In this video from the 2016 Stanford HPC Conference, Michael Jennings from LBNL presents: Node Health Check (NHC) Project Update.
“In this follow-up to his 2014 presentation at the Stanford HPCAC Conference, Michael will provide an update on the latest happenings with the LBNL NHC project, new features in the latest release, and a brief overview of the roadmap for future development.”
TORQUE, SLURM, and other schedulers/resource managers provide for a periodic “node health check” to be performed on each compute node to verify that the node is working properly. Nodes which are determined to be “unhealthy” can be marked as down or offline so as to prevent jobs from being scheduled or run on them. This helps increase the reliability and throughput of a cluster by reducing preventable job failures due to misconfiguration, hardware failure, etc.
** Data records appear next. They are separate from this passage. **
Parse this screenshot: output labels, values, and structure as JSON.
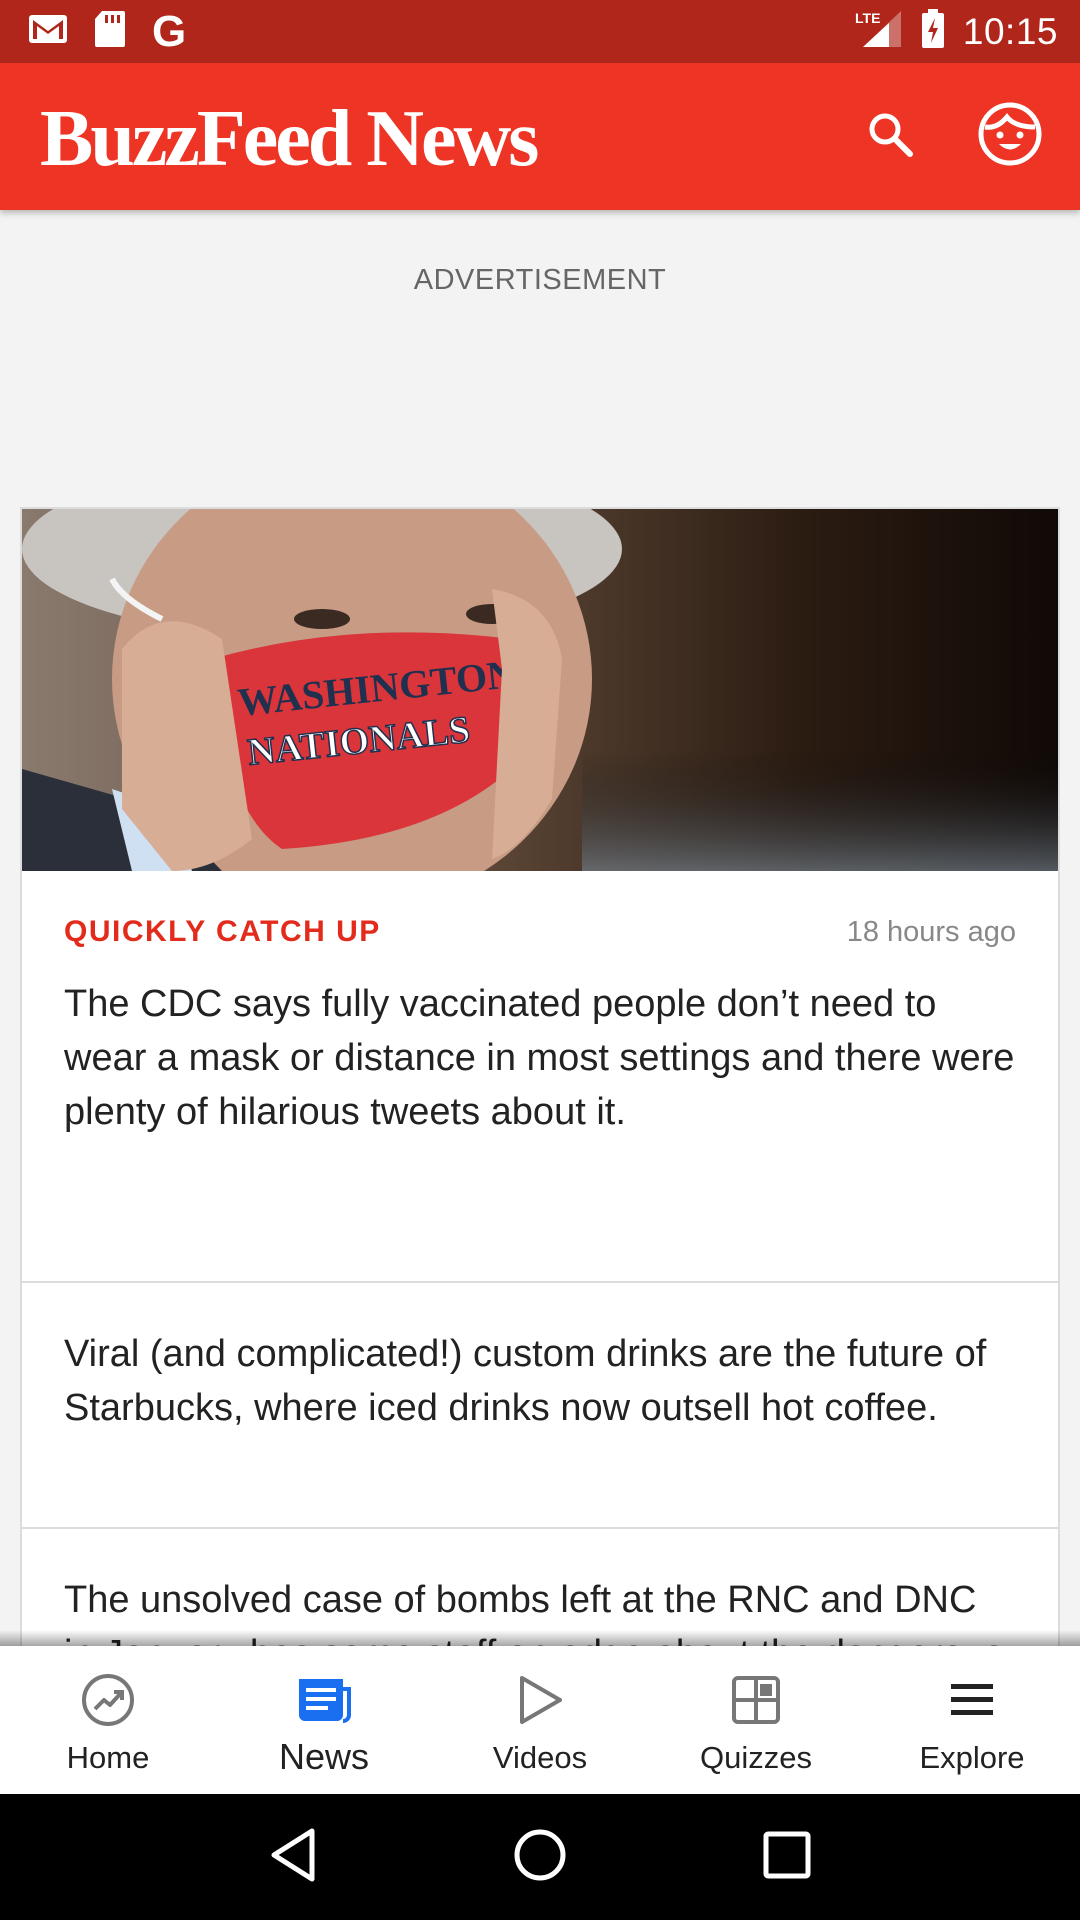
{
  "status_bar": {
    "time": "10:15",
    "network": "LTE",
    "left_icons": [
      "gmail-icon",
      "sd-card-icon",
      "google-icon"
    ],
    "google_letter": "G"
  },
  "app_bar": {
    "brand": "BuzzFeed News",
    "colors": {
      "brand_red": "#ee3424",
      "status_red": "#b1261b"
    }
  },
  "ad": {
    "label": "ADVERTISEMENT"
  },
  "feed": {
    "kicker": "QUICKLY CATCH UP",
    "timestamp": "18 hours ago",
    "stories": [
      "The CDC says fully vaccinated people don’t need to wear a mask or distance in most settings and there were plenty of hilarious tweets about it.",
      "Viral (and complicated!) custom drinks are the future of Starbucks, where iced drinks now outsell hot coffee.",
      "The unsolved case of bombs left at the RNC and DNC in January has some staff on edge about the dangerous state of American politics."
    ]
  },
  "bottom_nav": {
    "active": "News",
    "active_color": "#1a6ef0",
    "items": [
      {
        "label": "Home",
        "icon": "trending-icon"
      },
      {
        "label": "News",
        "icon": "news-icon"
      },
      {
        "label": "Videos",
        "icon": "play-icon"
      },
      {
        "label": "Quizzes",
        "icon": "quiz-grid-icon"
      },
      {
        "label": "Explore",
        "icon": "menu-icon"
      }
    ]
  }
}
Though many sites have created their own scripts to serve this function, the vast majority are one-off efforts with little attention paid to extensibility, flexibility, reliability, speed, or reuse. Developers at Lawrence Berkeley National Laboratory created this project in an effort to change that. LBNL Node Health Check (NHC) has several design features that set it apart from most home-grown solutions:
- Reliable – To prevent single-threaded script execution from causing hangs, execution of subcommands is kept to an absolute minimum, and a watchdog timer is used to terminate the check if it runs for too long.
- Fast – Implemented almost entirely in native
bash(2.x or greater). Reducing pipes and subcommands also cuts down on execution delays and related overhead.
- Flexible – Anything which can be described in a shell function can be a check. Modules can also populate cache data and reuse it for multiple checks.
- Extensible – Its modular functional interface makes writing new checks easy. Just drop modules into the scripts directory, then add your checks to the config file!
- Reusable – Written to be ultra-portable and can be used directly from a resource manager or scheduler, run via cron, or even spawned centrally (e.g., via
pdsh). The configuration file syntax allows for all compute nodes to share a single configuration.
Michael Jennings has been a UNIX/Linux Systems Administrator and a C/Perl developer for 20 years and has been author of or contributor to numerous open source software projects including Eterm, Mezzanine, RPM, Warewulf, and TORQUE. Additionally, he co-founded the Caos Foundation, creators of CentOS, and has been lead developer on 3 separate Linux distributions. He currently works as a Senior HPC Systems Engineer for Lawrence Berkeley National Laboratory and is the primary author/maintainer for the LBNL Node Health Check (NHC) project. He has also served for 2 years as President of SPXXL, the extreme-scale HPC users group.